Cette approche renvoie à un débat stratégique. L’intelligence artificielle appliquée aux armées et à la sécurité pose des questions de contrôle. Elle pose aussi des questions de course aux armements. Si un acteur acquiert une capacité de ciblage ou d’analyse supérieure, il augmente son pouvoir. Cela crée un risque d’escalade. La tribune insiste sur cette tension, même si elle reste au niveau des principes.
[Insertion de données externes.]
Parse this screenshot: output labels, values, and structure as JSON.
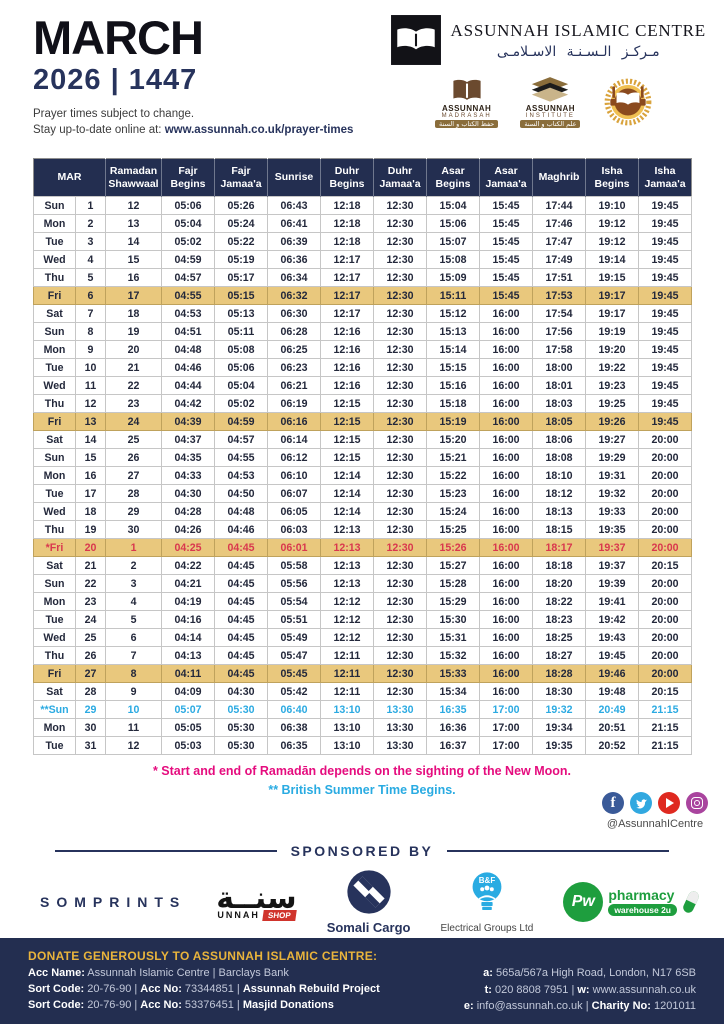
{
  "header": {
    "month": "MARCH",
    "year_line": "2026 | 1447",
    "note_line1": "Prayer times subject to change.",
    "note_line2_prefix": "Stay up-to-date online at: ",
    "note_line2_url": "www.assunnah.co.uk/prayer-times",
    "brand": {
      "name_en": "ASSUNNAH ISLAMIC CENTRE",
      "name_ar": "مـركـز الـسـنـة الاسـلامـى",
      "madrasah": {
        "line1": "ASSUNNAH",
        "line2": "MADRASAH",
        "line3": "حفظ الكتاب و السنة"
      },
      "institute": {
        "line1": "ASSUNNAH",
        "line2": "INSTITUTE",
        "line3": "علم الكتاب و السنة"
      }
    }
  },
  "table": {
    "col_headers": [
      "MAR",
      "Ramadan\nShawwaal",
      "Fajr\nBegins",
      "Fajr\nJamaa'a",
      "Sunrise",
      "Duhr\nBegins",
      "Duhr\nJamaa'a",
      "Asar\nBegins",
      "Asar\nJamaa'a",
      "Maghrib",
      "Isha\nBegins",
      "Isha\nJamaa'a"
    ],
    "rows": [
      {
        "day": "Sun",
        "date": "1",
        "ramadan": "12",
        "times": [
          "05:06",
          "05:26",
          "06:43",
          "12:18",
          "12:30",
          "15:04",
          "15:45",
          "17:44",
          "19:10",
          "19:45"
        ],
        "style": "default"
      },
      {
        "day": "Mon",
        "date": "2",
        "ramadan": "13",
        "times": [
          "05:04",
          "05:24",
          "06:41",
          "12:18",
          "12:30",
          "15:06",
          "15:45",
          "17:46",
          "19:12",
          "19:45"
        ],
        "style": "default"
      },
      {
        "day": "Tue",
        "date": "3",
        "ramadan": "14",
        "times": [
          "05:02",
          "05:22",
          "06:39",
          "12:18",
          "12:30",
          "15:07",
          "15:45",
          "17:47",
          "19:12",
          "19:45"
        ],
        "style": "default"
      },
      {
        "day": "Wed",
        "date": "4",
        "ramadan": "15",
        "times": [
          "04:59",
          "05:19",
          "06:36",
          "12:17",
          "12:30",
          "15:08",
          "15:45",
          "17:49",
          "19:14",
          "19:45"
        ],
        "style": "default"
      },
      {
        "day": "Thu",
        "date": "5",
        "ramadan": "16",
        "times": [
          "04:57",
          "05:17",
          "06:34",
          "12:17",
          "12:30",
          "15:09",
          "15:45",
          "17:51",
          "19:15",
          "19:45"
        ],
        "style": "default"
      },
      {
        "day": "Fri",
        "date": "6",
        "ramadan": "17",
        "times": [
          "04:55",
          "05:15",
          "06:32",
          "12:17",
          "12:30",
          "15:11",
          "15:45",
          "17:53",
          "19:17",
          "19:45"
        ],
        "style": "gold"
      },
      {
        "day": "Sat",
        "date": "7",
        "ramadan": "18",
        "times": [
          "04:53",
          "05:13",
          "06:30",
          "12:17",
          "12:30",
          "15:12",
          "16:00",
          "17:54",
          "19:17",
          "19:45"
        ],
        "style": "default"
      },
      {
        "day": "Sun",
        "date": "8",
        "ramadan": "19",
        "times": [
          "04:51",
          "05:11",
          "06:28",
          "12:16",
          "12:30",
          "15:13",
          "16:00",
          "17:56",
          "19:19",
          "19:45"
        ],
        "style": "default"
      },
      {
        "day": "Mon",
        "date": "9",
        "ramadan": "20",
        "times": [
          "04:48",
          "05:08",
          "06:25",
          "12:16",
          "12:30",
          "15:14",
          "16:00",
          "17:58",
          "19:20",
          "19:45"
        ],
        "style": "default"
      },
      {
        "day": "Tue",
        "date": "10",
        "ramadan": "21",
        "times": [
          "04:46",
          "05:06",
          "06:23",
          "12:16",
          "12:30",
          "15:15",
          "16:00",
          "18:00",
          "19:22",
          "19:45"
        ],
        "style": "default"
      },
      {
        "day": "Wed",
        "date": "11",
        "ramadan": "22",
        "times": [
          "04:44",
          "05:04",
          "06:21",
          "12:16",
          "12:30",
          "15:16",
          "16:00",
          "18:01",
          "19:23",
          "19:45"
        ],
        "style": "default"
      },
      {
        "day": "Thu",
        "date": "12",
        "ramadan": "23",
        "times": [
          "04:42",
          "05:02",
          "06:19",
          "12:15",
          "12:30",
          "15:18",
          "16:00",
          "18:03",
          "19:25",
          "19:45"
        ],
        "style": "default"
      },
      {
        "day": "Fri",
        "date": "13",
        "ramadan": "24",
        "times": [
          "04:39",
          "04:59",
          "06:16",
          "12:15",
          "12:30",
          "15:19",
          "16:00",
          "18:05",
          "19:26",
          "19:45"
        ],
        "style": "gold"
      },
      {
        "day": "Sat",
        "date": "14",
        "ramadan": "25",
        "times": [
          "04:37",
          "04:57",
          "06:14",
          "12:15",
          "12:30",
          "15:20",
          "16:00",
          "18:06",
          "19:27",
          "20:00"
        ],
        "style": "default"
      },
      {
        "day": "Sun",
        "date": "15",
        "ramadan": "26",
        "times": [
          "04:35",
          "04:55",
          "06:12",
          "12:15",
          "12:30",
          "15:21",
          "16:00",
          "18:08",
          "19:29",
          "20:00"
        ],
        "style": "default"
      },
      {
        "day": "Mon",
        "date": "16",
        "ramadan": "27",
        "times": [
          "04:33",
          "04:53",
          "06:10",
          "12:14",
          "12:30",
          "15:22",
          "16:00",
          "18:10",
          "19:31",
          "20:00"
        ],
        "style": "default"
      },
      {
        "day": "Tue",
        "date": "17",
        "ramadan": "28",
        "times": [
          "04:30",
          "04:50",
          "06:07",
          "12:14",
          "12:30",
          "15:23",
          "16:00",
          "18:12",
          "19:32",
          "20:00"
        ],
        "style": "default"
      },
      {
        "day": "Wed",
        "date": "18",
        "ramadan": "29",
        "times": [
          "04:28",
          "04:48",
          "06:05",
          "12:14",
          "12:30",
          "15:24",
          "16:00",
          "18:13",
          "19:33",
          "20:00"
        ],
        "style": "default"
      },
      {
        "day": "Thu",
        "date": "19",
        "ramadan": "30",
        "times": [
          "04:26",
          "04:46",
          "06:03",
          "12:13",
          "12:30",
          "15:25",
          "16:00",
          "18:15",
          "19:35",
          "20:00"
        ],
        "style": "default"
      },
      {
        "day": "*Fri",
        "date": "20",
        "ramadan": "1",
        "times": [
          "04:25",
          "04:45",
          "06:01",
          "12:13",
          "12:30",
          "15:26",
          "16:00",
          "18:17",
          "19:37",
          "20:00"
        ],
        "style": "gold-red"
      },
      {
        "day": "Sat",
        "date": "21",
        "ramadan": "2",
        "times": [
          "04:22",
          "04:45",
          "05:58",
          "12:13",
          "12:30",
          "15:27",
          "16:00",
          "18:18",
          "19:37",
          "20:15"
        ],
        "style": "default"
      },
      {
        "day": "Sun",
        "date": "22",
        "ramadan": "3",
        "times": [
          "04:21",
          "04:45",
          "05:56",
          "12:13",
          "12:30",
          "15:28",
          "16:00",
          "18:20",
          "19:39",
          "20:00"
        ],
        "style": "default"
      },
      {
        "day": "Mon",
        "date": "23",
        "ramadan": "4",
        "times": [
          "04:19",
          "04:45",
          "05:54",
          "12:12",
          "12:30",
          "15:29",
          "16:00",
          "18:22",
          "19:41",
          "20:00"
        ],
        "style": "default"
      },
      {
        "day": "Tue",
        "date": "24",
        "ramadan": "5",
        "times": [
          "04:16",
          "04:45",
          "05:51",
          "12:12",
          "12:30",
          "15:30",
          "16:00",
          "18:23",
          "19:42",
          "20:00"
        ],
        "style": "default"
      },
      {
        "day": "Wed",
        "date": "25",
        "ramadan": "6",
        "times": [
          "04:14",
          "04:45",
          "05:49",
          "12:12",
          "12:30",
          "15:31",
          "16:00",
          "18:25",
          "19:43",
          "20:00"
        ],
        "style": "default"
      },
      {
        "day": "Thu",
        "date": "26",
        "ramadan": "7",
        "times": [
          "04:13",
          "04:45",
          "05:47",
          "12:11",
          "12:30",
          "15:32",
          "16:00",
          "18:27",
          "19:45",
          "20:00"
        ],
        "style": "default"
      },
      {
        "day": "Fri",
        "date": "27",
        "ramadan": "8",
        "times": [
          "04:11",
          "04:45",
          "05:45",
          "12:11",
          "12:30",
          "15:33",
          "16:00",
          "18:28",
          "19:46",
          "20:00"
        ],
        "style": "gold"
      },
      {
        "day": "Sat",
        "date": "28",
        "ramadan": "9",
        "times": [
          "04:09",
          "04:30",
          "05:42",
          "12:11",
          "12:30",
          "15:34",
          "16:00",
          "18:30",
          "19:48",
          "20:15"
        ],
        "style": "default"
      },
      {
        "day": "**Sun",
        "date": "29",
        "ramadan": "10",
        "times": [
          "05:07",
          "05:30",
          "06:40",
          "13:10",
          "13:30",
          "16:35",
          "17:00",
          "19:32",
          "20:49",
          "21:15"
        ],
        "style": "blue"
      },
      {
        "day": "Mon",
        "date": "30",
        "ramadan": "11",
        "times": [
          "05:05",
          "05:30",
          "06:38",
          "13:10",
          "13:30",
          "16:36",
          "17:00",
          "19:34",
          "20:51",
          "21:15"
        ],
        "style": "default"
      },
      {
        "day": "Tue",
        "date": "31",
        "ramadan": "12",
        "times": [
          "05:03",
          "05:30",
          "06:35",
          "13:10",
          "13:30",
          "16:37",
          "17:00",
          "19:35",
          "20:52",
          "21:15"
        ],
        "style": "default"
      }
    ]
  },
  "footnotes": {
    "ramadan_note": "* Start and end of Ramadān depends on the sighting of the New Moon.",
    "bst_note": "** British Summer Time Begins."
  },
  "social": {
    "handle": "@AssunnahICentre"
  },
  "sponsored_by_label": "SPONSORED BY",
  "sponsors": {
    "somprints": "SOMPRINTS",
    "sunnah_shop": {
      "arabic": "سنــة",
      "latin": "UNNAH",
      "badge": "SHOP"
    },
    "somali_cargo": "Somali Cargo",
    "bf_electrical": {
      "bulb_text": "B&F",
      "label": "Electrical Groups Ltd"
    },
    "pharmacy": {
      "circle": "Pw",
      "line1": "pharmacy",
      "line2": "warehouse 2u"
    }
  },
  "footer": {
    "heading": "DONATE GENEROUSLY TO ASSUNNAH ISLAMIC CENTRE:",
    "left_lines": [
      [
        {
          "t": "Acc Name:",
          "b": true
        },
        {
          "t": " Assunnah Islamic Centre | Barclays Bank",
          "b": false
        }
      ],
      [
        {
          "t": "Sort Code:",
          "b": true
        },
        {
          "t": " 20-76-90 | ",
          "b": false
        },
        {
          "t": "Acc No:",
          "b": true
        },
        {
          "t": " 73344851 | ",
          "b": false
        },
        {
          "t": "Assunnah Rebuild Project",
          "b": true
        }
      ],
      [
        {
          "t": "Sort Code:",
          "b": true
        },
        {
          "t": " 20-76-90 | ",
          "b": false
        },
        {
          "t": "Acc No:",
          "b": true
        },
        {
          "t": " 53376451 | ",
          "b": false
        },
        {
          "t": "Masjid Donations",
          "b": true
        }
      ]
    ],
    "right_lines": [
      [
        {
          "t": "a:",
          "b": true
        },
        {
          "t": " 565a/567a High Road, London, N17 6SB",
          "b": false
        }
      ],
      [
        {
          "t": "t:",
          "b": true
        },
        {
          "t": " 020 8808 7951 | ",
          "b": false
        },
        {
          "t": "w:",
          "b": true
        },
        {
          "t": " www.assunnah.co.uk",
          "b": false
        }
      ],
      [
        {
          "t": "e:",
          "b": true
        },
        {
          "t": " info@assunnah.co.uk | ",
          "b": false
        },
        {
          "t": "Charity No:",
          "b": true
        },
        {
          "t": " 1201011",
          "b": false
        }
      ]
    ]
  }
}
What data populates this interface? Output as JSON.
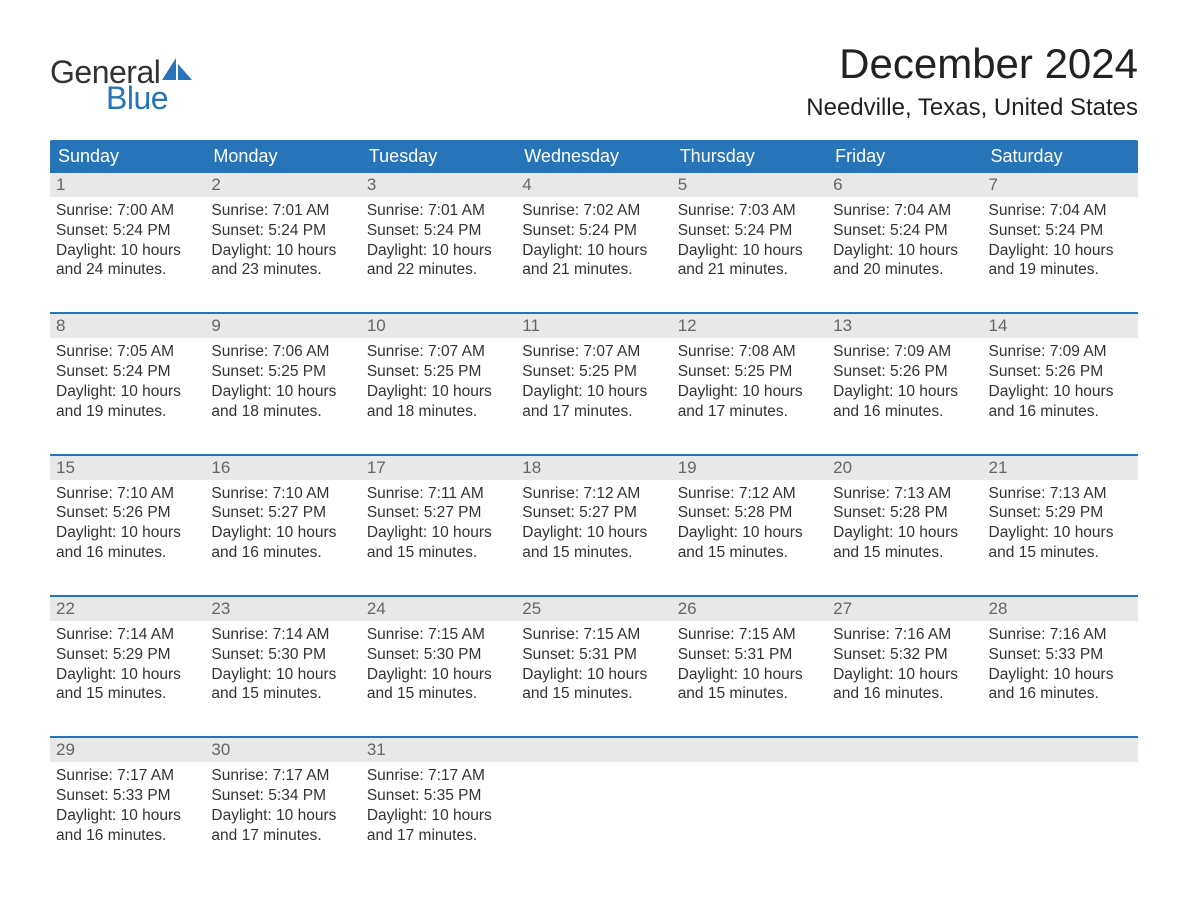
{
  "logo": {
    "text_top": "General",
    "text_bottom": "Blue",
    "color_top": "#333333",
    "color_bottom": "#2874b8",
    "sail_color": "#2874b8"
  },
  "header": {
    "month_title": "December 2024",
    "location": "Needville, Texas, United States"
  },
  "palette": {
    "header_bg": "#2874b8",
    "header_text": "#ffffff",
    "daynum_bg": "#e8e8e8",
    "daynum_text": "#666666",
    "body_text": "#333333",
    "week_divider": "#2874b8",
    "page_bg": "#ffffff"
  },
  "day_headers": [
    "Sunday",
    "Monday",
    "Tuesday",
    "Wednesday",
    "Thursday",
    "Friday",
    "Saturday"
  ],
  "weeks": [
    [
      {
        "n": "1",
        "sunrise": "Sunrise: 7:00 AM",
        "sunset": "Sunset: 5:24 PM",
        "dl1": "Daylight: 10 hours",
        "dl2": "and 24 minutes."
      },
      {
        "n": "2",
        "sunrise": "Sunrise: 7:01 AM",
        "sunset": "Sunset: 5:24 PM",
        "dl1": "Daylight: 10 hours",
        "dl2": "and 23 minutes."
      },
      {
        "n": "3",
        "sunrise": "Sunrise: 7:01 AM",
        "sunset": "Sunset: 5:24 PM",
        "dl1": "Daylight: 10 hours",
        "dl2": "and 22 minutes."
      },
      {
        "n": "4",
        "sunrise": "Sunrise: 7:02 AM",
        "sunset": "Sunset: 5:24 PM",
        "dl1": "Daylight: 10 hours",
        "dl2": "and 21 minutes."
      },
      {
        "n": "5",
        "sunrise": "Sunrise: 7:03 AM",
        "sunset": "Sunset: 5:24 PM",
        "dl1": "Daylight: 10 hours",
        "dl2": "and 21 minutes."
      },
      {
        "n": "6",
        "sunrise": "Sunrise: 7:04 AM",
        "sunset": "Sunset: 5:24 PM",
        "dl1": "Daylight: 10 hours",
        "dl2": "and 20 minutes."
      },
      {
        "n": "7",
        "sunrise": "Sunrise: 7:04 AM",
        "sunset": "Sunset: 5:24 PM",
        "dl1": "Daylight: 10 hours",
        "dl2": "and 19 minutes."
      }
    ],
    [
      {
        "n": "8",
        "sunrise": "Sunrise: 7:05 AM",
        "sunset": "Sunset: 5:24 PM",
        "dl1": "Daylight: 10 hours",
        "dl2": "and 19 minutes."
      },
      {
        "n": "9",
        "sunrise": "Sunrise: 7:06 AM",
        "sunset": "Sunset: 5:25 PM",
        "dl1": "Daylight: 10 hours",
        "dl2": "and 18 minutes."
      },
      {
        "n": "10",
        "sunrise": "Sunrise: 7:07 AM",
        "sunset": "Sunset: 5:25 PM",
        "dl1": "Daylight: 10 hours",
        "dl2": "and 18 minutes."
      },
      {
        "n": "11",
        "sunrise": "Sunrise: 7:07 AM",
        "sunset": "Sunset: 5:25 PM",
        "dl1": "Daylight: 10 hours",
        "dl2": "and 17 minutes."
      },
      {
        "n": "12",
        "sunrise": "Sunrise: 7:08 AM",
        "sunset": "Sunset: 5:25 PM",
        "dl1": "Daylight: 10 hours",
        "dl2": "and 17 minutes."
      },
      {
        "n": "13",
        "sunrise": "Sunrise: 7:09 AM",
        "sunset": "Sunset: 5:26 PM",
        "dl1": "Daylight: 10 hours",
        "dl2": "and 16 minutes."
      },
      {
        "n": "14",
        "sunrise": "Sunrise: 7:09 AM",
        "sunset": "Sunset: 5:26 PM",
        "dl1": "Daylight: 10 hours",
        "dl2": "and 16 minutes."
      }
    ],
    [
      {
        "n": "15",
        "sunrise": "Sunrise: 7:10 AM",
        "sunset": "Sunset: 5:26 PM",
        "dl1": "Daylight: 10 hours",
        "dl2": "and 16 minutes."
      },
      {
        "n": "16",
        "sunrise": "Sunrise: 7:10 AM",
        "sunset": "Sunset: 5:27 PM",
        "dl1": "Daylight: 10 hours",
        "dl2": "and 16 minutes."
      },
      {
        "n": "17",
        "sunrise": "Sunrise: 7:11 AM",
        "sunset": "Sunset: 5:27 PM",
        "dl1": "Daylight: 10 hours",
        "dl2": "and 15 minutes."
      },
      {
        "n": "18",
        "sunrise": "Sunrise: 7:12 AM",
        "sunset": "Sunset: 5:27 PM",
        "dl1": "Daylight: 10 hours",
        "dl2": "and 15 minutes."
      },
      {
        "n": "19",
        "sunrise": "Sunrise: 7:12 AM",
        "sunset": "Sunset: 5:28 PM",
        "dl1": "Daylight: 10 hours",
        "dl2": "and 15 minutes."
      },
      {
        "n": "20",
        "sunrise": "Sunrise: 7:13 AM",
        "sunset": "Sunset: 5:28 PM",
        "dl1": "Daylight: 10 hours",
        "dl2": "and 15 minutes."
      },
      {
        "n": "21",
        "sunrise": "Sunrise: 7:13 AM",
        "sunset": "Sunset: 5:29 PM",
        "dl1": "Daylight: 10 hours",
        "dl2": "and 15 minutes."
      }
    ],
    [
      {
        "n": "22",
        "sunrise": "Sunrise: 7:14 AM",
        "sunset": "Sunset: 5:29 PM",
        "dl1": "Daylight: 10 hours",
        "dl2": "and 15 minutes."
      },
      {
        "n": "23",
        "sunrise": "Sunrise: 7:14 AM",
        "sunset": "Sunset: 5:30 PM",
        "dl1": "Daylight: 10 hours",
        "dl2": "and 15 minutes."
      },
      {
        "n": "24",
        "sunrise": "Sunrise: 7:15 AM",
        "sunset": "Sunset: 5:30 PM",
        "dl1": "Daylight: 10 hours",
        "dl2": "and 15 minutes."
      },
      {
        "n": "25",
        "sunrise": "Sunrise: 7:15 AM",
        "sunset": "Sunset: 5:31 PM",
        "dl1": "Daylight: 10 hours",
        "dl2": "and 15 minutes."
      },
      {
        "n": "26",
        "sunrise": "Sunrise: 7:15 AM",
        "sunset": "Sunset: 5:31 PM",
        "dl1": "Daylight: 10 hours",
        "dl2": "and 15 minutes."
      },
      {
        "n": "27",
        "sunrise": "Sunrise: 7:16 AM",
        "sunset": "Sunset: 5:32 PM",
        "dl1": "Daylight: 10 hours",
        "dl2": "and 16 minutes."
      },
      {
        "n": "28",
        "sunrise": "Sunrise: 7:16 AM",
        "sunset": "Sunset: 5:33 PM",
        "dl1": "Daylight: 10 hours",
        "dl2": "and 16 minutes."
      }
    ],
    [
      {
        "n": "29",
        "sunrise": "Sunrise: 7:17 AM",
        "sunset": "Sunset: 5:33 PM",
        "dl1": "Daylight: 10 hours",
        "dl2": "and 16 minutes."
      },
      {
        "n": "30",
        "sunrise": "Sunrise: 7:17 AM",
        "sunset": "Sunset: 5:34 PM",
        "dl1": "Daylight: 10 hours",
        "dl2": "and 17 minutes."
      },
      {
        "n": "31",
        "sunrise": "Sunrise: 7:17 AM",
        "sunset": "Sunset: 5:35 PM",
        "dl1": "Daylight: 10 hours",
        "dl2": "and 17 minutes."
      },
      {
        "empty": true
      },
      {
        "empty": true
      },
      {
        "empty": true
      },
      {
        "empty": true
      }
    ]
  ]
}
Du sport à la décision assistée: l’intelligence artificielle dans l’arbitrage, sans effacer l’humain
La technologie se glisse aussi dans des domaines plus quotidiens. Ad Diyar du 21 janvier 2026 publie un encadré sur l’intelligence artificielle dans le basket. Le journal présente ce sport comme un terrain où les outils d’intelligence artificielle sont utilisés dans l’arbitrage, afin d’augmenter la précision et la rapidité des décisions.
Ad Diyar du 21 janvier 2026 insiste sur un point de méthode. L’intelligence artificielle est décrite comme une aide, pas comme un remplacement des arbitres. Cette précision compte, car elle rejoint un débat plus large sur l’automatisation. Dans de nombreux secteurs, la question n’est pas seulement la performance. Elle est aussi l’acceptation sociale.
Ce passage souligne une dynamique de fond. Les outils numériques gagnent du terrain quand ils peuvent être présentés comme un support. Ils rencontrent plus de résistance quand ils se substituent à la décision humaine. La même tension est visible dans l’administration, comme le montre le cas afghan. Elle est visible aussi dans l’industrie, où l’objectif est de réduire l’incertitude et d’augmenter la fiabilité.
Gouvernance, emplois et inégalités: la question qui relie Davos au quotidien
Les textes du 21 janvier 2026 convergent vers un même nœud. La technologie crée de la valeur. Elle crée aussi des écarts. Annahar du 21 janvier 2026 présente la gouvernance et la confiance comme un chantier central. Asharq Al-Awsat du 21 janvier 2026 montre comment une grande entreprise peut transformer des cas d’usage en gains mesurables. Al-Quds Al-Arabi du 21 janvier 2026 avertit sur la militarisation et sur la dépendance des sociétés consommatrices. Al-Araby Al-Jadeed du 21 janvier 2026 montre enfin la face administrative, quand une technologie censée simplifier devient un verrou.
Cette convergence impose une lecture prudente. Les bénéfices ne sont pas automatiques. Ils exigent des infrastructures, des données, des compétences et une administration fonctionnelle. Ils exigent aussi des règles. Sans règles, la confiance se dégrade. Sans confiance, les usages se déplacent vers l’informel ou vers des acteurs dominants.
Le dossier est donc technologique, mais aussi social. Il touche à l’emploi, surtout dans les métiers de bureau, que l’automatisation peut transformer. Il touche à la justice, car l’accès aux services peut dépendre d’un identifiant numérique. Il touche à la sécurité, car les mêmes outils peuvent être utilisés pour protéger, ou pour frapper.